Gamers who spend any time on Twitch or Reddit will doubtless have seen some gameplay of Among Us, or at least encountered the memes spreading throughout various subreddits. It’s one of the biggest, and certainly most recent examples of a game being able to thrive due to word of mouth and going viral on the internet rather than through a big marketing budget.

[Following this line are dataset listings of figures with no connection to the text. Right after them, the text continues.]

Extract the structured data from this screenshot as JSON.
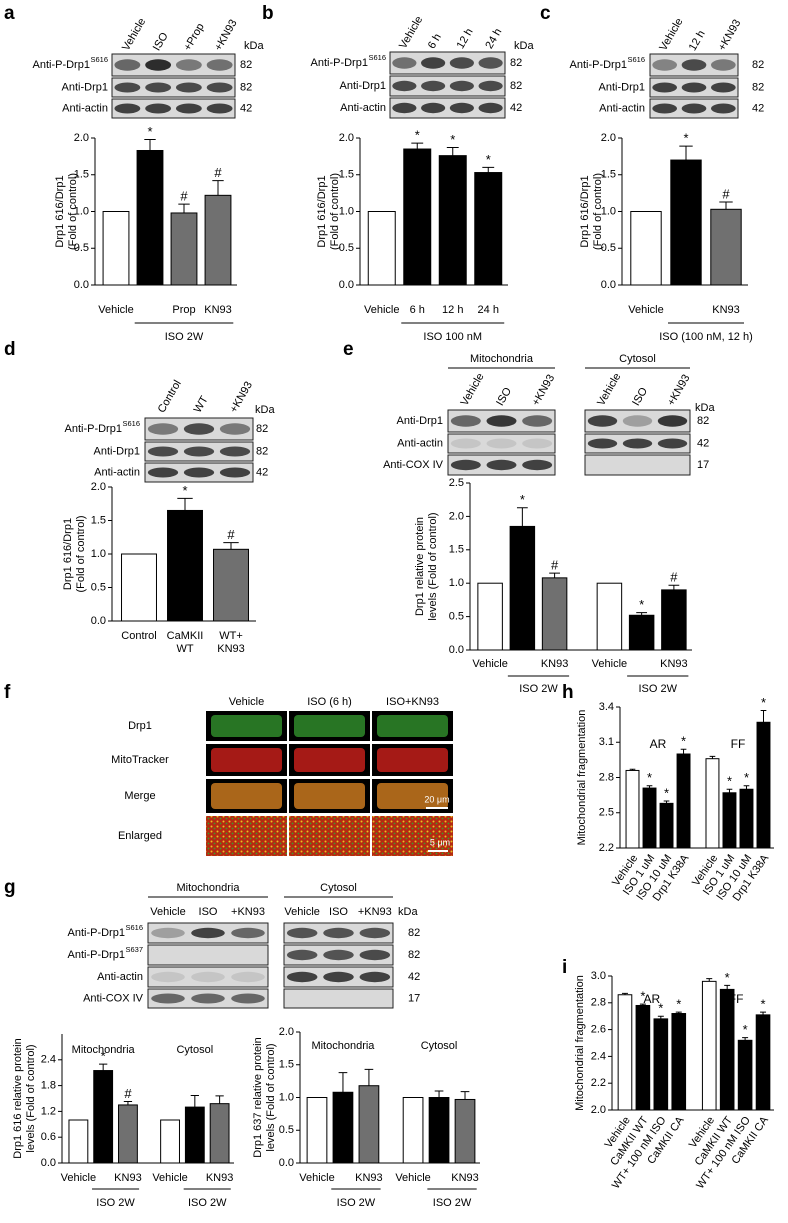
{
  "panel_labels": [
    "a",
    "b",
    "c",
    "d",
    "e",
    "f",
    "g",
    "h",
    "i"
  ],
  "blots": [
    {
      "lanes": [
        "Vehicle",
        "ISO",
        "+Prop",
        "+KN93"
      ],
      "kda": "kDa",
      "rows": [
        {
          "label": "Anti-P-Drp1",
          "sup": "S616",
          "mw": 82
        },
        {
          "label": "Anti-Drp1",
          "mw": 82
        },
        {
          "label": "Anti-actin",
          "mw": 42
        }
      ]
    },
    {
      "lanes": [
        "Vehicle",
        "6 h",
        "12 h",
        "24 h"
      ],
      "kda": "kDa",
      "rows": [
        {
          "label": "Anti-P-Drp1",
          "sup": "S616",
          "mw": 82
        },
        {
          "label": "Anti-Drp1",
          "mw": 82
        },
        {
          "label": "Anti-actin",
          "mw": 42
        }
      ]
    },
    {
      "lanes": [
        "Vehicle",
        "12 h",
        "+KN93"
      ],
      "rows": [
        {
          "label": "Anti-P-Drp1",
          "sup": "S616",
          "mw": 82
        },
        {
          "label": "Anti-Drp1",
          "mw": 82
        },
        {
          "label": "Anti-actin",
          "mw": 42
        }
      ]
    },
    {
      "lanes": [
        "Control",
        "WT",
        "+KN93"
      ],
      "kda": "kDa",
      "rows": [
        {
          "label": "Anti-P-Drp1",
          "sup": "S616",
          "mw": 82
        },
        {
          "label": "Anti-Drp1",
          "mw": 82
        },
        {
          "label": "Anti-actin",
          "mw": 42
        }
      ]
    },
    {
      "sections": [
        {
          "title": "Mitochondria",
          "lanes": [
            "Vehicle",
            "ISO",
            "+KN93"
          ]
        },
        {
          "title": "Cytosol",
          "lanes": [
            "Vehicle",
            "ISO",
            "+KN93"
          ]
        }
      ],
      "kda": "kDa",
      "rows": [
        {
          "label": "Anti-Drp1",
          "mw": 82
        },
        {
          "label": "Anti-actin",
          "mw": 42
        },
        {
          "label": "Anti-COX IV",
          "mw": 17
        }
      ]
    },
    {
      "sections": [
        {
          "title": "Mitochondria",
          "lanes": [
            "Vehicle",
            "ISO",
            "+KN93"
          ]
        },
        {
          "title": "Cytosol",
          "lanes": [
            "Vehicle",
            "ISO",
            "+KN93"
          ]
        }
      ],
      "kda": "kDa",
      "rows": [
        {
          "label": "Anti-P-Drp1",
          "sup": "S616",
          "mw": 82
        },
        {
          "label": "Anti-P-Drp1",
          "sup": "S637",
          "mw": 82
        },
        {
          "label": "Anti-actin",
          "mw": 42
        },
        {
          "label": "Anti-COX IV",
          "mw": 17
        }
      ]
    }
  ],
  "imaging": {
    "columns": [
      "Vehicle",
      "ISO (6 h)",
      "ISO+KN93"
    ],
    "rows": [
      "Drp1",
      "MitoTracker",
      "Merge",
      "Enlarged"
    ],
    "scale_bars": [
      "20 μm",
      "5 μm"
    ]
  },
  "chart_data": [
    {
      "type": "bar",
      "ylabel": [
        "Drp1 616/Drp1",
        "(Fold of control)"
      ],
      "categories": [
        "Vehicle",
        null,
        "Prop",
        "KN93"
      ],
      "values": [
        1.0,
        1.83,
        0.98,
        1.22
      ],
      "errors": [
        null,
        0.15,
        0.12,
        0.2
      ],
      "annotations": [
        null,
        "*",
        "#",
        "#"
      ],
      "colors": [
        "#ffffff",
        "#000000",
        "#707070",
        "#707070"
      ],
      "groups": [
        "ISO 2W"
      ],
      "ylim": [
        0,
        2.0
      ],
      "yticks": [
        {
          "value": 0,
          "label": "0.0"
        },
        0.5,
        {
          "value": 1.0,
          "label": "1.0"
        },
        1.5,
        {
          "value": 2.0,
          "label": "2.0"
        }
      ]
    },
    {
      "type": "bar",
      "ylabel": [
        "Drp1 616/Drp1",
        "(Fold of control)"
      ],
      "categories": [
        "Vehicle",
        "6 h",
        "12 h",
        "24 h"
      ],
      "values": [
        1.0,
        1.85,
        1.76,
        1.53
      ],
      "errors": [
        null,
        0.08,
        0.11,
        0.07
      ],
      "annotations": [
        null,
        "*",
        "*",
        "*"
      ],
      "colors": [
        "#ffffff",
        "#000000",
        "#000000",
        "#000000"
      ],
      "groups": [
        "ISO 100 nM"
      ],
      "ylim": [
        0,
        2.0
      ],
      "yticks": [
        {
          "value": 0,
          "label": "0.0"
        },
        0.5,
        {
          "value": 1.0,
          "label": "1.0"
        },
        1.5,
        {
          "value": 2.0,
          "label": "2.0"
        }
      ]
    },
    {
      "type": "bar",
      "ylabel": [
        "Drp1 616/Drp1",
        "(Fold of control)"
      ],
      "categories": [
        "Vehicle",
        null,
        "KN93"
      ],
      "values": [
        1.0,
        1.7,
        1.03
      ],
      "errors": [
        null,
        0.19,
        0.1
      ],
      "annotations": [
        null,
        "*",
        "#"
      ],
      "colors": [
        "#ffffff",
        "#000000",
        "#707070"
      ],
      "groups": [
        "ISO (100 nM, 12 h)"
      ],
      "ylim": [
        0,
        2.0
      ],
      "yticks": [
        {
          "value": 0,
          "label": "0.0"
        },
        0.5,
        {
          "value": 1.0,
          "label": "1.0"
        },
        1.5,
        {
          "value": 2.0,
          "label": "2.0"
        }
      ]
    },
    {
      "type": "bar",
      "ylabel": [
        "Drp1 616/Drp1",
        "(Fold of control)"
      ],
      "categories": [
        "Control",
        [
          "CaMKII",
          "WT"
        ],
        [
          "WT+",
          "KN93"
        ]
      ],
      "values": [
        1.0,
        1.65,
        1.07
      ],
      "errors": [
        null,
        0.18,
        0.1
      ],
      "annotations": [
        null,
        "*",
        "#"
      ],
      "colors": [
        "#ffffff",
        "#000000",
        "#707070"
      ],
      "ylim": [
        0,
        2.0
      ],
      "yticks": [
        {
          "value": 0,
          "label": "0.0"
        },
        0.5,
        {
          "value": 1.0,
          "label": "1.0"
        },
        1.5,
        {
          "value": 2.0,
          "label": "2.0"
        }
      ]
    },
    {
      "type": "bar",
      "ylabel": [
        "Drp1 relative protein",
        "levels (Fold of control)"
      ],
      "categories": [
        "Vehicle",
        null,
        "KN93",
        "Vehicle",
        null,
        "KN93"
      ],
      "values": [
        1.0,
        1.85,
        1.08,
        1.0,
        0.52,
        0.9
      ],
      "errors": [
        null,
        0.28,
        0.07,
        null,
        0.04,
        0.07
      ],
      "annotations": [
        null,
        "*",
        "#",
        null,
        "*",
        "#"
      ],
      "colors": [
        "#ffffff",
        "#000000",
        "#707070",
        "#ffffff",
        "#000000",
        "#000000"
      ],
      "groups": [
        "ISO 2W",
        "ISO 2W"
      ],
      "ylim": [
        0,
        2.5
      ],
      "yticks": [
        {
          "value": 0,
          "label": "0.0"
        },
        0.5,
        {
          "value": 1.0,
          "label": "1.0"
        },
        1.5,
        {
          "value": 2.0,
          "label": "2.0"
        },
        2.5
      ]
    },
    {
      "type": "bar",
      "ylabel": [
        "Drp1 616 relative protein",
        "levels (Fold of control)"
      ],
      "sections": [
        "Mitochondria",
        "Cytosol"
      ],
      "categories": [
        "Vehicle",
        null,
        "KN93",
        "Vehicle",
        null,
        "KN93"
      ],
      "values": [
        1.0,
        2.15,
        1.35,
        1.0,
        1.3,
        1.38
      ],
      "errors": [
        null,
        0.15,
        0.08,
        null,
        0.27,
        0.18
      ],
      "annotations": [
        null,
        "*",
        "#",
        null,
        null,
        null
      ],
      "colors": [
        "#ffffff",
        "#000000",
        "#707070",
        "#ffffff",
        "#000000",
        "#707070"
      ],
      "groups": [
        "ISO 2W",
        "ISO 2W"
      ],
      "ylim": [
        0,
        3.0
      ],
      "yticks": [
        {
          "value": 0,
          "label": "0.0"
        },
        0.6,
        1.2,
        1.8,
        2.4
      ]
    },
    {
      "type": "bar",
      "ylabel": [
        "Drp1 637 relative protein",
        "levels (Fold of control)"
      ],
      "sections": [
        "Mitochondria",
        "Cytosol"
      ],
      "categories": [
        "Vehicle",
        null,
        "KN93",
        "Vehicle",
        null,
        "KN93"
      ],
      "values": [
        1.0,
        1.08,
        1.18,
        1.0,
        1.0,
        0.97
      ],
      "errors": [
        null,
        0.3,
        0.25,
        null,
        0.1,
        0.12
      ],
      "annotations": [
        null,
        null,
        null,
        null,
        null,
        null
      ],
      "colors": [
        "#ffffff",
        "#000000",
        "#707070",
        "#ffffff",
        "#000000",
        "#707070"
      ],
      "groups": [
        "ISO 2W",
        "ISO 2W"
      ],
      "ylim": [
        0,
        2.0
      ],
      "yticks": [
        {
          "value": 0,
          "label": "0.0"
        },
        0.5,
        {
          "value": 1.0,
          "label": "1.0"
        },
        1.5,
        {
          "value": 2.0,
          "label": "2.0"
        }
      ]
    },
    {
      "type": "bar",
      "ylabel": [
        "Mitochondrial fragmentation"
      ],
      "sections": [
        "AR",
        "FF"
      ],
      "categories": [
        "Vehicle",
        "ISO 1 uM",
        "ISO 10 uM",
        "Drp1 K38A",
        "Vehicle",
        "ISO 1 uM",
        "ISO 10 uM",
        "Drp1 K38A"
      ],
      "values": [
        2.86,
        2.71,
        2.58,
        3.0,
        2.96,
        2.67,
        2.7,
        3.27
      ],
      "errors": [
        0.01,
        0.02,
        0.02,
        0.04,
        0.02,
        0.03,
        0.03,
        0.1
      ],
      "annotations": [
        null,
        "*",
        "*",
        "*",
        null,
        "*",
        "*",
        "*"
      ],
      "colors": [
        "#ffffff",
        "#000000",
        "#000000",
        "#000000",
        "#ffffff",
        "#000000",
        "#000000",
        "#000000"
      ],
      "ylim": [
        2.2,
        3.4
      ],
      "yticks": [
        2.2,
        2.5,
        2.8,
        3.1,
        3.4
      ]
    },
    {
      "type": "bar",
      "ylabel": [
        "Mitochondrial fragmentation"
      ],
      "sections": [
        "AR",
        "FF"
      ],
      "categories": [
        "Vehicle",
        "CaMKII WT",
        "WT+ 100 nM ISO",
        "CaMKII CA",
        "Vehicle",
        "CaMKII WT",
        "WT+ 100 nM ISO",
        "CaMKII CA"
      ],
      "values": [
        2.86,
        2.78,
        2.68,
        2.72,
        2.96,
        2.9,
        2.52,
        2.71
      ],
      "errors": [
        0.01,
        0.01,
        0.02,
        0.01,
        0.02,
        0.03,
        0.02,
        0.02
      ],
      "annotations": [
        null,
        "*",
        "*",
        "*",
        null,
        "*",
        "*",
        "*"
      ],
      "colors": [
        "#ffffff",
        "#000000",
        "#000000",
        "#000000",
        "#ffffff",
        "#000000",
        "#000000",
        "#000000"
      ],
      "ylim": [
        2.0,
        3.0
      ],
      "yticks": [
        {
          "value": 2.0,
          "label": "2.0"
        },
        2.2,
        2.4,
        2.6,
        2.8,
        {
          "value": 3.0,
          "label": "3.0"
        }
      ]
    }
  ]
}
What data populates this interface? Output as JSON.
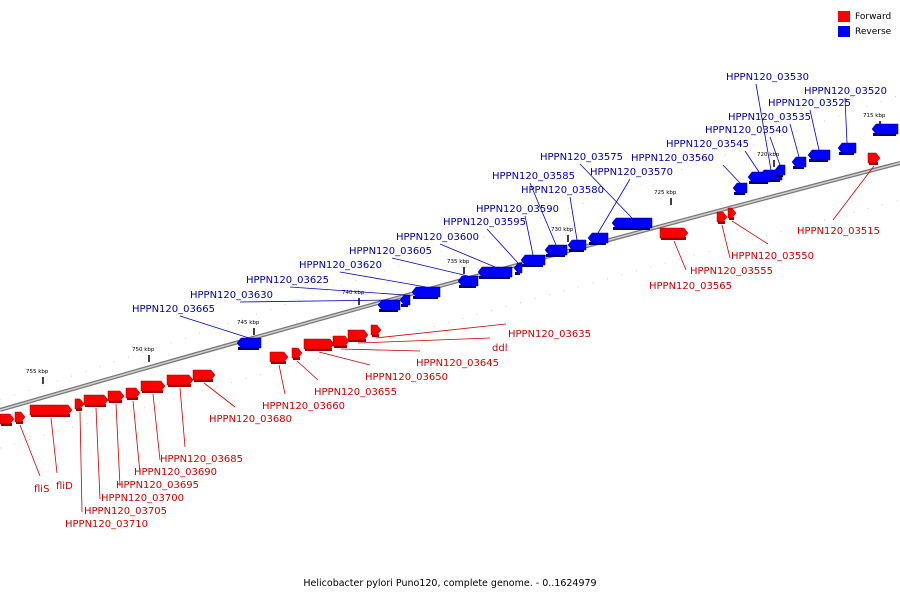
{
  "legend": {
    "forward_label": "Forward",
    "reverse_label": "Reverse",
    "forward_color": "#ff0000",
    "reverse_color": "#0000ff"
  },
  "caption": "Helicobacter pylori Puno120, complete genome. - 0..1624979",
  "colors": {
    "forward_label_color": "#cc0000",
    "reverse_label_color": "#0000aa",
    "backbone": "#999999"
  },
  "ticks": [
    "715 kbp",
    "720 kbp",
    "725 kbp",
    "730 kbp",
    "735 kbp",
    "740 kbp",
    "745 kbp",
    "750 kbp",
    "755 kbp"
  ],
  "reverse_genes": [
    "HPPN120_03530",
    "HPPN120_03520",
    "HPPN120_03525",
    "HPPN120_03535",
    "HPPN120_03540",
    "HPPN120_03545",
    "HPPN120_03560",
    "HPPN120_03575",
    "HPPN120_03570",
    "HPPN120_03585",
    "HPPN120_03580",
    "HPPN120_03590",
    "HPPN120_03595",
    "HPPN120_03600",
    "HPPN120_03605",
    "HPPN120_03620",
    "HPPN120_03625",
    "HPPN120_03630",
    "HPPN120_03665"
  ],
  "forward_genes": [
    "HPPN120_03515",
    "HPPN120_03550",
    "HPPN120_03555",
    "HPPN120_03565",
    "HPPN120_03635",
    "ddl",
    "HPPN120_03645",
    "HPPN120_03650",
    "HPPN120_03655",
    "HPPN120_03660",
    "HPPN120_03680",
    "HPPN120_03685",
    "HPPN120_03690",
    "HPPN120_03695",
    "HPPN120_03700",
    "HPPN120_03705",
    "HPPN120_03710",
    "fliS",
    "fliD"
  ]
}
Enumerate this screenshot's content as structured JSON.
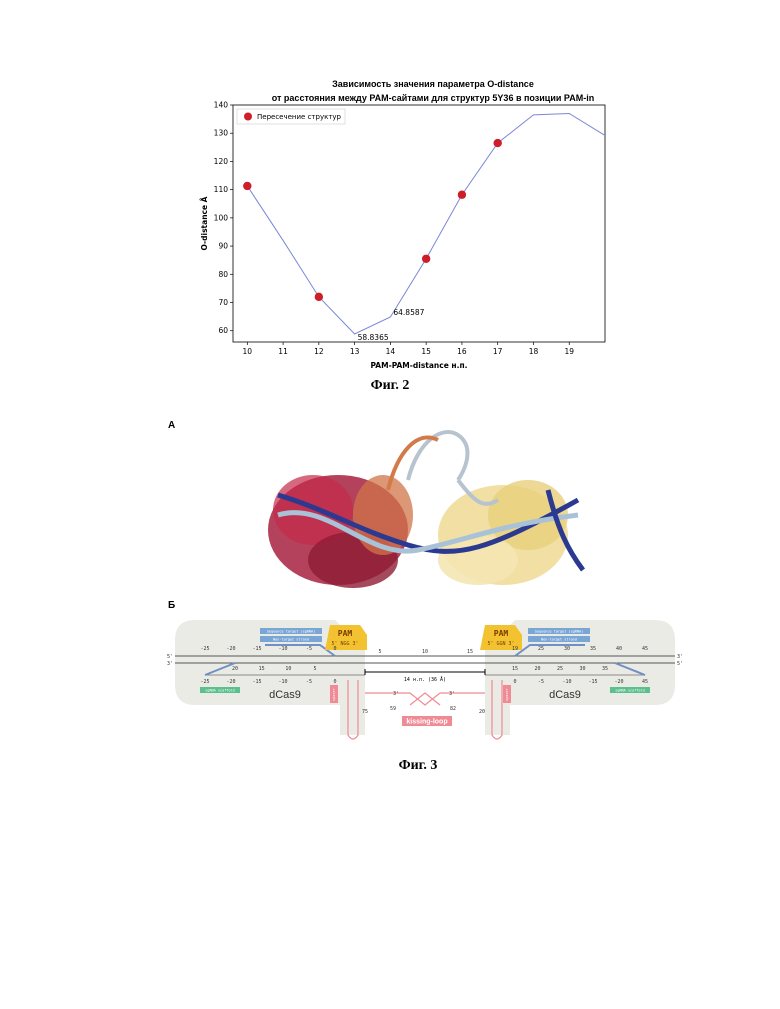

For those who are out of the loop, or who are wondering where a bunch of memes involving spacemen and “(insert X colour) is sus” are coming from, Among Us is a a multiplayer survival game that has recently exploded in popularity. Up to 10 players are attempting to carry out tasks across the map, whilst one of the players is secretly an imposter who is trying to kill the other crewmates without being detected. The imposter has some tools to remain hidden, and the crewmates also have some abilities in order to help find the imposter. Players can vote on who they think is the hidden threat and eject them from the map, but various claims and counterclaims can draw suspicion on innocent crew members, adding a deception aspect to the title. It’s a similar format to games involving an informed minority, such as One Night, Werewolf, Mafia or Town of Salem.

The most notable part of the games’ success is how recently it has seen a boost in sales, despite the fact it was released in 2018. The developers have announced that a planned sequel was cancelled in order to fix existing issues and expand the current game. According to the below Twitchtracker chart, the game went from having an average of 171 concurrent viewers on Twitch, up to 5.6k in July, and reaching over 200k in September. A number of big named streamers have been seen playing the game, and the nature of the title allows for collaborations and party games between the streaming service’s big hitters.

Twitch viewership does not necessarily translate into purchases, but in Among Us’ case, it seems to have worked. The game sits at the top of the Steam Top Sellers page, and by looking at Steamcharts, we see a similar uptrend in sales as we do with Twitch viewership, in part due to the game’s low pricetag and system requirements.

It’s not only great to see an indie game have sudden success, but also that it came as a result of gamers spreading the word to other gamers. Under the right circumstances, platforms such as Twitch or Youtube can generate the right buzz to make a success of titles that would otherwise be forgotten or overlooked.